No watchers could be found anywhere
, although the parking attendant said they were normally present about 6 p.m with folding chairs and tripods. He also said that he had never heard the falcons as loud as they were at banding. (For the record, walking around downtown asking people with cameras if they are falcon watchers only got me one crazy look, and led to a couple very interesting conversations...)
Thanks to the suggestions in previous forum posts, I went to He's and tried a coffee bubble tea. I discovered the drink was delicious, but I'm not so crazy about the texture of black tapioca blobs, especially when they get stuck in the giant straw. (However, the biodegradable spitball potential there...
)
I looked around trying to identify what I had only seen from the cameras, and was delighted to see someone on Mercury's foot. Armed only with a point-and-shoot, by the time I walked up to the BSB to get a better view, no one was there. Lots of ducks, geese, and seagulls on the river were swimming about.
A couple from Niagara Falls with two little boys were on the bridge with a camera, but weren't (yet) falcon watchers. I shared more about the Rochester (and Buffalo, and Canadian) pefas, and I believe one little guy will hold his parents to checking out the website....

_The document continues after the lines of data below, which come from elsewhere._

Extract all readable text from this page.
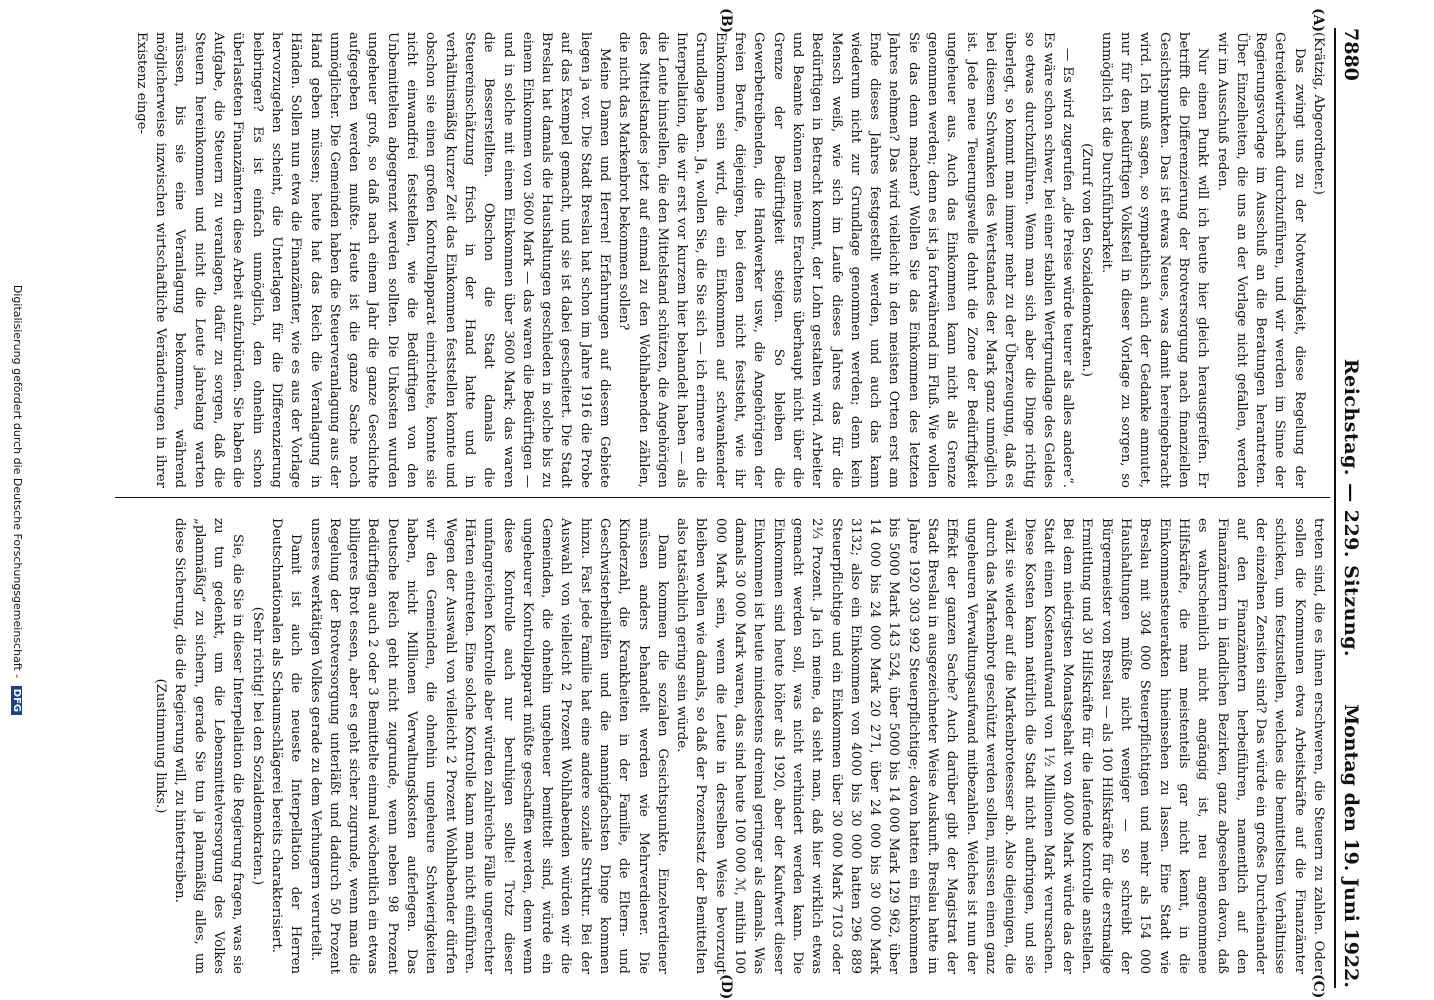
7880
Reichstag. — 229. Sitzung.
Montag den 19. Juni 1922.
(A)
(B)
(C)
(D)

(Krätzig, Abgeordneter.)

Das zwingt uns zu der Notwendigkeit, diese Regelung der Getreidewirtschaft durchzuführen, und wir werden im Sinne der Regierungsvorlage im Ausschuß an die Beratungen herantreten. Über Einzelheiten, die uns an der Vorlage nicht gefallen, werden wir im Ausschuß reden.

Nur einen Punkt will ich heute hier gleich herausgreifen. Er betrifft die Differenzierung der Brotversorgung nach finanziellen Gesichtspunkten. Das ist etwas Neues, was damit hereingebracht wird. Ich muß sagen, so sympathisch auch der Gedanke anmutet, nur für den bedürftigen Volksteil in dieser Vorlage zu sorgen, so unmöglich ist die Durchführbarkeit.

(Zuruf von den Sozialdemokraten.)

— Es wird zugerufen „die Preise würde teurer als alles andere“. Es wäre schon schwer, bei einer stabilen Wertgrundlage des Geldes so etwas durchzuführen. Wenn man sich aber die Dinge richtig überlegt, so kommt man immer mehr zu der Überzeugung, daß es bei diesem Schwanken des Wertstandes der Mark ganz unmöglich ist. Jede neue Teuerungswelle dehnt die Zone der Bedürftigkeit ungeheuer aus. Auch das Einkommen kann nicht als Grenze genommen werden; denn es ist ja fortwährend im Fluß. Wie wollen Sie das denn machen? Wollen Sie das Einkommen des letzten Jahres nehmen? Das wird vielleicht in den meisten Orten erst am Ende dieses Jahres festgestellt werden, und auch das kann wiederum nicht zur Grundlage genommen werden; denn kein Mensch weiß, wie sich im Laufe dieses Jahres das für die Bedürftigen in Betracht kommt, der Lohn gestalten wird. Arbeiter und Beamte können meines Erachtens überhaupt nicht über die Grenze der Bedürftigkeit steigen. So bleiben die Gewerbetreibenden, die Handwerker usw., die Angehörigen der freien Berufe, diejenigen, bei denen nicht feststeht, wie ihr Einkommen sein wird, die ein Einkommen auf schwankender Grundlage haben. Ja, wollen Sie, die Sie sich — ich erinnere an die Interpellation, die wir erst vor kurzem hier behandelt haben — als die Leute hinstellen, die den Mittelstand schützen, die Angehörigen des Mittelstandes jetzt auf einmal zu den Wohlhabenden zählen, die nicht das Markenbrot bekommen sollen?

Meine Damen und Herren! Erfahrungen auf diesem Gebiete liegen ja vor. Die Stadt Breslau hat schon im Jahre 1916 die Probe auf das Exempel gemacht, und sie ist dabei gescheitert. Die Stadt Breslau hat damals die Haushaltungen geschieden in solche bis zu einem Einkommen von 3600 Mark — das waren die Bedürftigen — und in solche mit einem Einkommen über 3600 Mark; das waren die Besserstellten. Obschon die Stadt damals die Steuereinschätzung frisch in der Hand hatte und in verhältnismäßig kurzer Zeit das Einkommen feststellen konnte und obschon sie einen großen Kontrollapparat einrichtete, konnte sie nicht einwandfrei feststellen, wie die Bedürftigen von den Unbemittelten abgegrenzt werden sollten. Die Unkosten wurden ungeheuer groß, so daß nach einem Jahr die ganze Geschichte aufgegeben werden mußte. Heute ist die ganze Sache noch unmöglicher. Die Gemeinden haben die Steuerveranlagung aus der Hand geben müssen; heute hat das Reich die Veranlagung in Händen. Sollen nun etwa die Finanzämter, wie es aus der Vorlage hervorzugehen scheint, die Unterlagen für die Differenzierung beibringen? Es ist einfach unmöglich, den ohnehin schon überlasteten Finanzämtern diese Arbeit aufzubürden. Sie haben die Aufgabe, die Steuern zu veranlagen, dafür zu sorgen, daß die Steuern hereinkommen und nicht die Leute jahrelang warten müssen, bis sie eine Veranlagung bekommen, während möglicherweise inzwischen wirtschaftliche Veränderungen in ihrer Existenz einge-

treten sind, die es ihnen erschweren, die Steuern zu zahlen. Oder sollen die Kommunen etwa Arbeitskräfte auf die Finanzämter schicken, um festzustellen, welches die bemitteltsten Verhältnisse der einzelnen Zensiten sind? Das würde ein großes Durcheinander auf den Finanzämtern herbeiführen, namentlich auf den Finanzämtern in ländlichen Bezirken, ganz abgesehen davon, daß es wahrscheinlich nicht angängig ist, neu angenommene Hilfskräfte, die man meistenteils gar nicht kennt, in die Einkommensteuerakten hineinsehen zu lassen. Eine Stadt wie Breslau mit 304 000 Steuerpflichtigen und mehr als 154 000 Haushaltungen müßte nicht weniger — so schreibt der Bürgermeister von Breslau — als 100 Hilfskräfte für die erstmalige Ermittlung und 30 Hilfskräfte für die laufende Kontrolle anstellen. Bei dem niedrigsten Monatsgehalt von 4000 Mark würde das der Stadt einen Kostenaufwand von 1½ Millionen Mark verursachen. Diese Kosten kann natürlich die Stadt nicht aufbringen, und sie wälzt sie wieder auf die Markenbroteesser ab. Also diejenigen, die durch das Markenbrot geschützt werden sollen, müssen einen ganz ungeheuren Verwaltungsaufwand mitbezahlen. Welches ist nun der Effekt der ganzen Sache? Auch darüber gibt der Magistrat der Stadt Breslau in ausgezeichneter Weise Auskunft. Breslau hatte im Jahre 1920 303 992 Steuerpflichtige; davon hatten ein Einkommen bis 5000 Mark 143 524, über 5000 bis 14 000 Mark 129 962, über 14 000 bis 24 000 Mark 20 271, über 24 000 bis 30 000 Mark 3132; also ein Einkommen von 4000 bis 30 000 hatten 296 889 Steuerpflichtige und ein Einkommen über 30 000 Mark 7103 oder 2⅓ Prozent. Ja ich meine, da sieht man, daß hier wirklich etwas gemacht werden soll, was nicht verhindert werden kann. Die Einkommen sind heute höher als 1920, aber der Kaufwert dieser Einkommen ist heute mindestens dreimal geringer als damals. Was damals 30 000 Mark waren, das sind heute 100 000 ℳ, mithin 100 000 Mark sein, wenn die Leute in derselben Weise bevorzugt bleiben wollen wie damals, so daß der Prozentsatz der Bemittelten also tatsächlich gering sein würde.

Dann kommen die sozialen Gesichtspunkte. Einzelverdiener müssen anders behandelt werden wie Mehrverdiener. Die Kinderzahl, die Krankheiten in der Familie, die Eltern- und Geschwisterbeihilfen und die mannigfachsten Dinge kommen hinzu. Fast jede Familie hat eine andere soziale Struktur. Bei der Auswahl von vielleicht 2 Prozent Wohlhabenden würden wir die Gemeinden, die ohnehin ungeheuer bemittelt sind, würde ein ungeheurer Kontrollapparat müßte geschaffen werden, denn wenn diese Kontrolle auch nur beruhigen sollte! Trotz dieser umfangreichen Kontrolle aber würden zahlreiche Fälle ungerechter Härten eintreten. Eine solche Kontrolle kann man nicht einführen. Wegen der Auswahl von vielleicht 2 Prozent Wohlhabender dürfen wir den Gemeinden, die ohnehin ungeheure Schwierigkeiten haben, nicht Millionen Verwaltungskosten auferlegen. Das Deutsche Reich geht nicht zugrunde, wenn neben 98 Prozent Bedürftigen auch 2 oder 3 Bemittelte einmal wöchentlich ein etwas billigeres Brot essen, aber es geht sicher zugrunde, wenn man die Regelung der Brotversorgung unterläßt und dadurch 50 Prozent unseres werktätigen Volkes gerade zu dem Verhungern verurteilt.

Damit ist auch die neueste Interpellation der Herren Deutschnationalen als Schaumschlägerei bereits charakterisiert.

(Sehr richtig! bei den Sozialdemokraten.)

Sie, die Sie in dieser Interpellation die Regierung fragen, was sie zu tun gedenkt, um die Lebensmittelversorgung des Volkes „planmäßig“ zu sichern, gerade Sie tun ja planmäßig alles, um diese Sicherung, die die Regierung will, zu hintertreiben.

(Zustimmung links.)

Digitalisierung gefördert durch die Deutsche Forschungsgemeinschaft - DFG
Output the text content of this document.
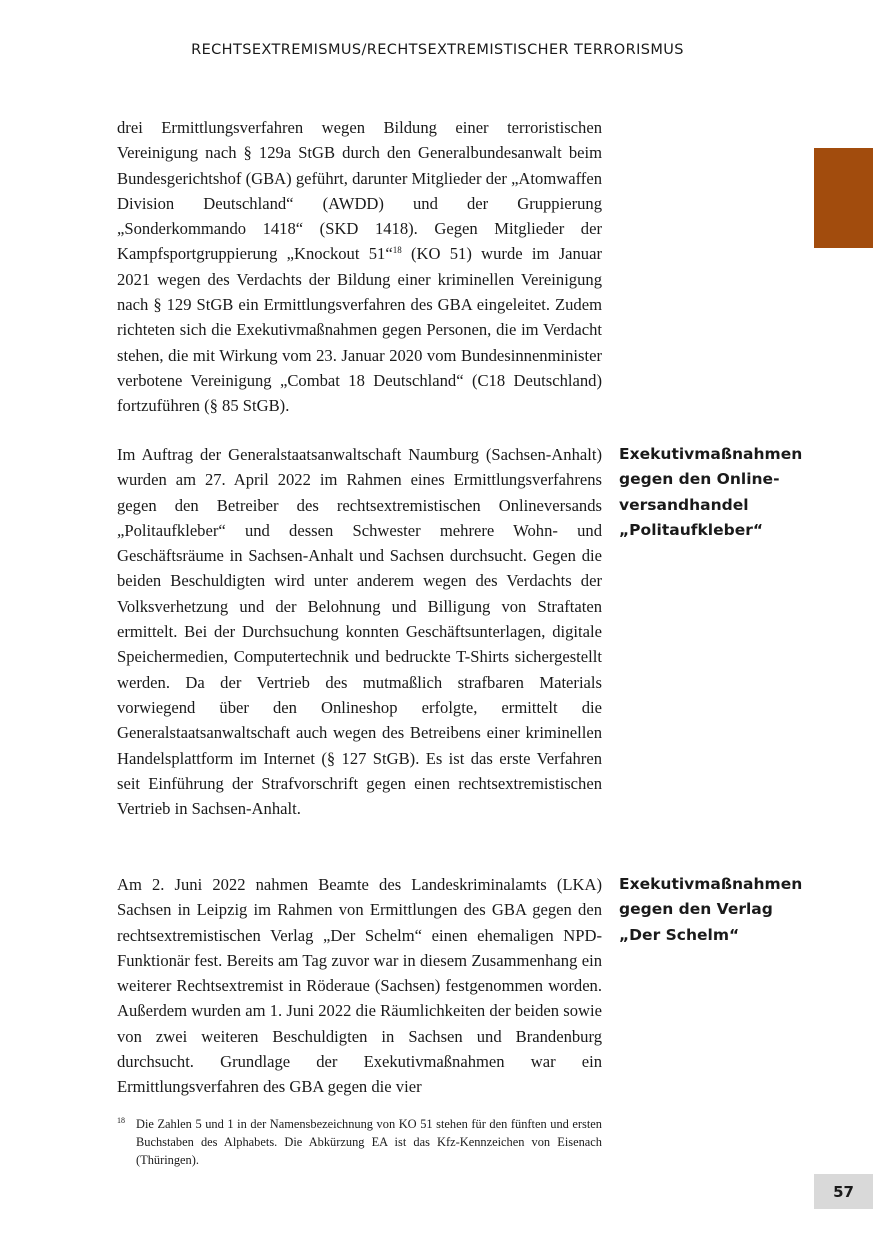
RECHTSEXTREMISMUS/RECHTSEXTREMISTISCHER TERRORISMUS

drei Ermittlungsverfahren wegen Bildung einer terroristischen Vereinigung nach § 129a StGB durch den Generalbundesanwalt beim Bundesgerichtshof (GBA) geführt, darunter Mitglieder der „Atomwaffen Division Deutschland“ (AWDD) und der Gruppierung „Sonderkommando 1418“ (SKD 1418). Gegen Mitglieder der Kampfsportgruppierung „Knockout 51“$^{18}$ (KO 51) wurde im Januar 2021 wegen des Verdachts der Bildung einer kriminellen Vereinigung nach § 129 StGB ein Ermittlungsverfahren des GBA eingeleitet. Zudem richteten sich die Exekutivmaßnahmen gegen Personen, die im Verdacht stehen, die mit Wirkung vom 23. Januar 2020 vom Bundesinnenminister verbotene Vereinigung „Combat 18 Deutschland“ (C18 Deutschland) fortzuführen (§ 85 StGB).

Im Auftrag der Generalstaatsanwaltschaft Naumburg (Sachsen-Anhalt) wurden am 27. April 2022 im Rahmen eines Ermittlungsverfahrens gegen den Betreiber des rechtsextremistischen Onlineversands „Politaufkleber“ und dessen Schwester mehrere Wohn- und Geschäftsräume in Sachsen-Anhalt und Sachsen durchsucht. Gegen die beiden Beschuldigten wird unter anderem wegen des Verdachts der Volksverhetzung und der Belohnung und Billigung von Straftaten ermittelt. Bei der Durchsuchung konnten Geschäftsunterlagen, digitale Speichermedien, Computertechnik und bedruckte T-Shirts sichergestellt werden. Da der Vertrieb des mutmaßlich strafbaren Materials vorwiegend über den Onlineshop erfolgte, ermittelt die Generalstaatsanwaltschaft auch wegen des Betreibens einer kriminellen Handelsplattform im Internet (§ 127 StGB). Es ist das erste Verfahren seit Einführung der Strafvorschrift gegen einen rechtsextremistischen Vertrieb in Sachsen-Anhalt.

Exekutivmaßnahmen
gegen den Online-
versandhandel
„Politaufkleber“

Am 2. Juni 2022 nahmen Beamte des Landeskriminalamts (LKA) Sachsen in Leipzig im Rahmen von Ermittlungen des GBA gegen den rechtsextremistischen Verlag „Der Schelm“ einen ehemaligen NPD-Funktionär fest. Bereits am Tag zuvor war in diesem Zusammenhang ein weiterer Rechtsextremist in Röderaue (Sachsen) festgenommen worden. Außerdem wurden am 1. Juni 2022 die Räumlichkeiten der beiden sowie von zwei weiteren Beschuldigten in Sachsen und Brandenburg durchsucht. Grundlage der Exekutivmaßnahmen war ein Ermittlungsverfahren des GBA gegen die vier

Exekutivmaßnahmen
gegen den Verlag
„Der Schelm“
18 Die Zahlen 5 und 1 in der Namensbezeichnung von KO 51 stehen für den fünften und ersten Buchstaben des Alphabets. Die Abkürzung EA ist das Kfz-Kennzeichen von Eisenach (Thüringen).
57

Coming back to the TSB, I saw a pefa catching thermals above the Old Changing Scenes restaurant, possibly hunting a meal. I believe from the shape and no missing flight feathers that it was DC. He was doing huge circles, when all of a sudden a much smaller bird decided to attack (kestrel?).
The smaller bird was flying great guns, and almost got to DC, when in a split second, DC did an aileron roll to prevent contact. (No wonder the military studies these guys for flight!) The little guy chased DC from the OCSR west past Times Square before I lost sight, with DC not appearing distressed or at full speed, and doing those amazingly quick rolls the three times his pursuer almost caught up to him.
Ten seconds later, coming in from the south, a pefa with missing flight feathers came to the platform and landed with a thud on the southeast corner of the platform. It was Beauty, checking in with Orion at 6:20.
After a bit, with a single cry, she flew toward OCSR and disappeared behind the building after a couple of circles.
At 6:30, with no other falconwatchers in sight, I departed downtown, happy that on a day that had otherwise been highly stressful, I had finally seen Rochester falcons at the nest site!
(Sorry for the poor picture quality - point-and-shoot with no folding chair or tripod...
)
ezsha
P.S. Thank you to all the street watchers (and others) who post enough information on the forum to make even a beginner's first watch possible to do solo without being completely lost.